En revanche, les types de perles à Manemanya étaient différents : pour la plupart des perles de calcite rose plus douces et plus pâles et blanc cassé qui étaient assez grosses. De plus, alors qu'à Lothagam North on ne trouvait souvent que quelques perles chez un individu, une personne à Manemanya a été enterrée avec plus de 300 perles de pierre et plus de 10 000 perles de coquille d'œuf d'autruche.
Cela suggère que même si les perles de pierre étaient un point commun sur tous les sites, des distinctions – et des significations distinctes pour différentes personnes – existaient.
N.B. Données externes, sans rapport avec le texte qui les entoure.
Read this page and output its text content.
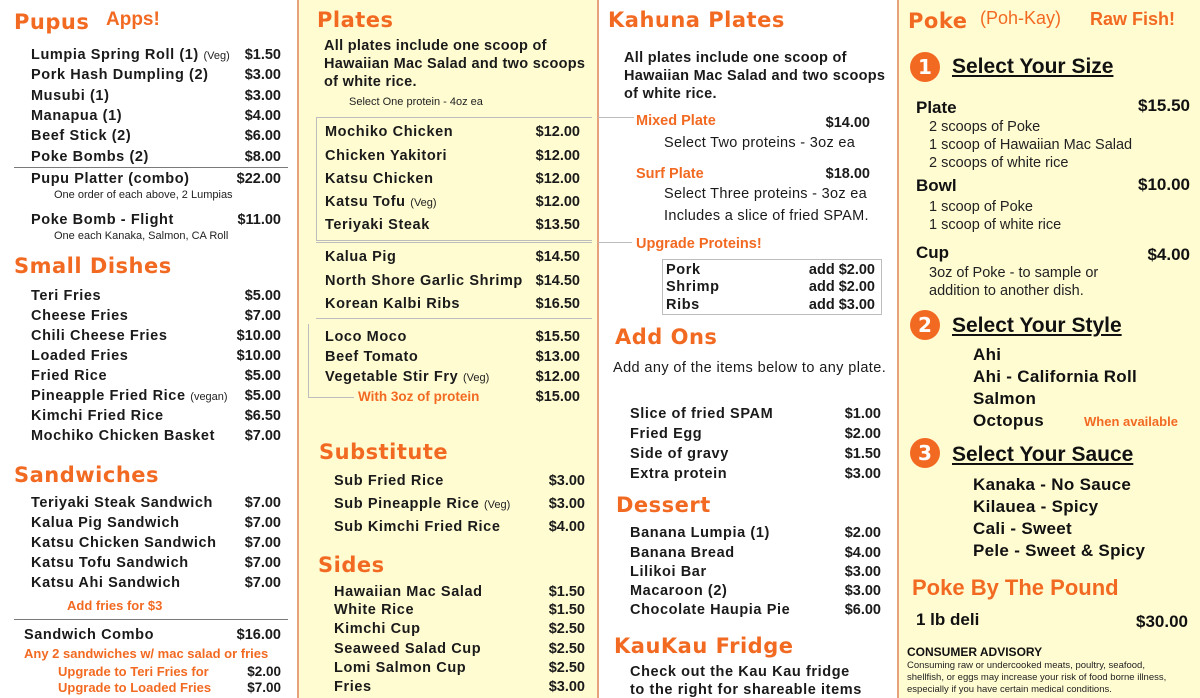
Pupus Apps!
Lumpia Spring Roll (1) (Veg)	$1.50
Pork Hash Dumpling (2)	$3.00
Musubi (1)	$3.00
Manapua (1)	$4.00
Beef Stick (2)	$6.00
Poke Bombs (2)	$8.00
Pupu Platter (combo)	$22.00
One order of each above, 2 Lumpias
Poke Bomb - Flight	$11.00
One each Kanaka, Salmon, CA Roll
Small Dishes
Teri Fries	$5.00
Cheese Fries	$7.00
Chili Cheese Fries	$10.00
Loaded Fries	$10.00
Fried Rice	$5.00
Pineapple Fried Rice (vegan)	$5.00
Kimchi Fried Rice	$6.50
Mochiko Chicken Basket	$7.00
Sandwiches
Teriyaki Steak Sandwich	$7.00
Kalua Pig Sandwich	$7.00
Katsu Chicken Sandwich	$7.00
Katsu Tofu Sandwich	$7.00
Katsu Ahi Sandwich	$7.00
Add fries for $3
Sandwich Combo	$16.00
Any 2 sandwiches w/ mac salad or fries
Upgrade to Teri Fries for	$2.00
Upgrade to Loaded Fries	$7.00
Plates
All plates include one scoop of Hawaiian Mac Salad and two scoops of white rice.
Select One protein - 4oz ea
Mochiko Chicken	$12.00
Chicken Yakitori	$12.00
Katsu Chicken	$12.00
Katsu Tofu (Veg)	$12.00
Teriyaki Steak	$13.50
Kalua Pig	$14.50
North Shore Garlic Shrimp $14.50
Korean Kalbi Ribs	$16.50
Loco Moco	$15.50
Beef Tomato	$13.00
Vegetable Stir Fry (Veg)	$12.00
With 3oz of protein	$15.00
Substitute
Sub Fried Rice	$3.00
Sub Pineapple Rice (Veg)	$3.00
Sub Kimchi Fried Rice	$4.00
Sides
Hawaiian Mac Salad	$1.50
White Rice	$1.50
Kimchi Cup	$2.50
Seaweed Salad Cup	$2.50
Lomi Salmon Cup	$2.50
Fries	$3.00
Kahuna Plates
All plates include one scoop of Hawaiian Mac Salad and two scoops of white rice.
Mixed Plate	$14.00
Select Two proteins - 3oz ea
Surf Plate	$18.00
Select Three proteins - 3oz ea
Includes a slice of fried SPAM.
Upgrade Proteins!
Pork	add $2.00
Shrimp	add $2.00
Ribs	add $3.00
Add Ons
Add any of the items below to any plate.
Slice of fried SPAM	$1.00
Fried Egg	$2.00
Side of gravy	$1.50
Extra protein	$3.00
Dessert
Banana Lumpia (1)	$2.00
Banana Bread	$4.00
Lilikoi Bar	$3.00
Macaroon (2)	$3.00
Chocolate Haupia Pie	$6.00
KauKau Fridge
Check out the Kau Kau fridge
to the right for shareable items
Poke (Poh-Kay) Raw Fish!
1 Select Your Size
Plate	$15.50
2 scoops of Poke
1 scoop of Hawaiian Mac Salad
2 scoops of white rice
Bowl	$10.00
1 scoop of Poke
1 scoop of white rice
Cup	$4.00
3oz of Poke - to sample or
addition to another dish.
2 Select Your Style
Ahi
Ahi - California Roll
Salmon
Octopus	When available
3 Select Your Sauce
Kanaka - No Sauce
Kilauea - Spicy
Cali - Sweet
Pele - Sweet & Spicy
Poke By The Pound
1 lb deli	$30.00
CONSUMER ADVISORY
Consuming raw or undercooked meats, poultry, seafood,
shellfish, or eggs may increase your risk of food borne illness,
especially if you have certain medical conditions.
Les chercheurs voulaient également savoir si les perles étaient produites à partir de sources locales (à quelques jours de marche) ou acquises lors de voyages ou de commerce sur de longues distances. L'approvisionnement nous permet de reconstituer partiellement la manière dont les premiers pasteurs se déplaçaient dans le paysage au cours de l'année.
Une étude des zones situées à l'ouest du lac Turkana et une recherche dans la littérature publiée sur la géologie de la région ont permis d'identifier les endroits d'où ces matériaux pourraient provenir.
Il existe des sources possibles pour la plupart de ces matériaux dans un rayon d'environ 150 km autour des sites des piliers. Il est possible que des roches calcaires aient été facilement obtenues près du lac. Certains des matériaux les plus résistants, comme les calcédoines, auraient pu être transportés vers la région du lac par les rivières, pour être récupérés peut-être par quelqu'un qui abreuvait le bétail ou allait chercher l'eau d'un ruisseau. D'autres minéraux proviennent d'une source spécifique. La variété des types de perles démontre que les gens connaissaient bien leur paysage.
Parfois, ils faisaient tout leur possible pour obtenir certains minéraux, ou peut-être les échangeaient. Les sources connues d'amazonite et de fluorite les plus proches se trouvent respectivement à 225 km, dans le sud de l'Éthiopie ; et 350 km, près de la ville moderne d'Eldoret, au Kenya. Cela suggère que la fabrication de perles n’était pas seulement une affaire fortuite ; le choix des matériaux était intentionnel.
Les premiers éleveurs du bassin du Turkana obtenaient des matériaux provenant de lieux locaux et éloignés et les façonnaient en parures personnelles. Ces perles de pierre étaient placées auprès des morts, en nombre et en combinaisons qui différaient selon l'individu et le lieu.
On ne sait pas encore exactement ce qu'ils voulaient dire, mais les recherches futures dans le bassin du Turkana continueront d'explorer la vie et l'héritage de ces éleveurs pionniers alors qu'ils évoluaient dans de nouveaux paysages environnementaux et sociaux.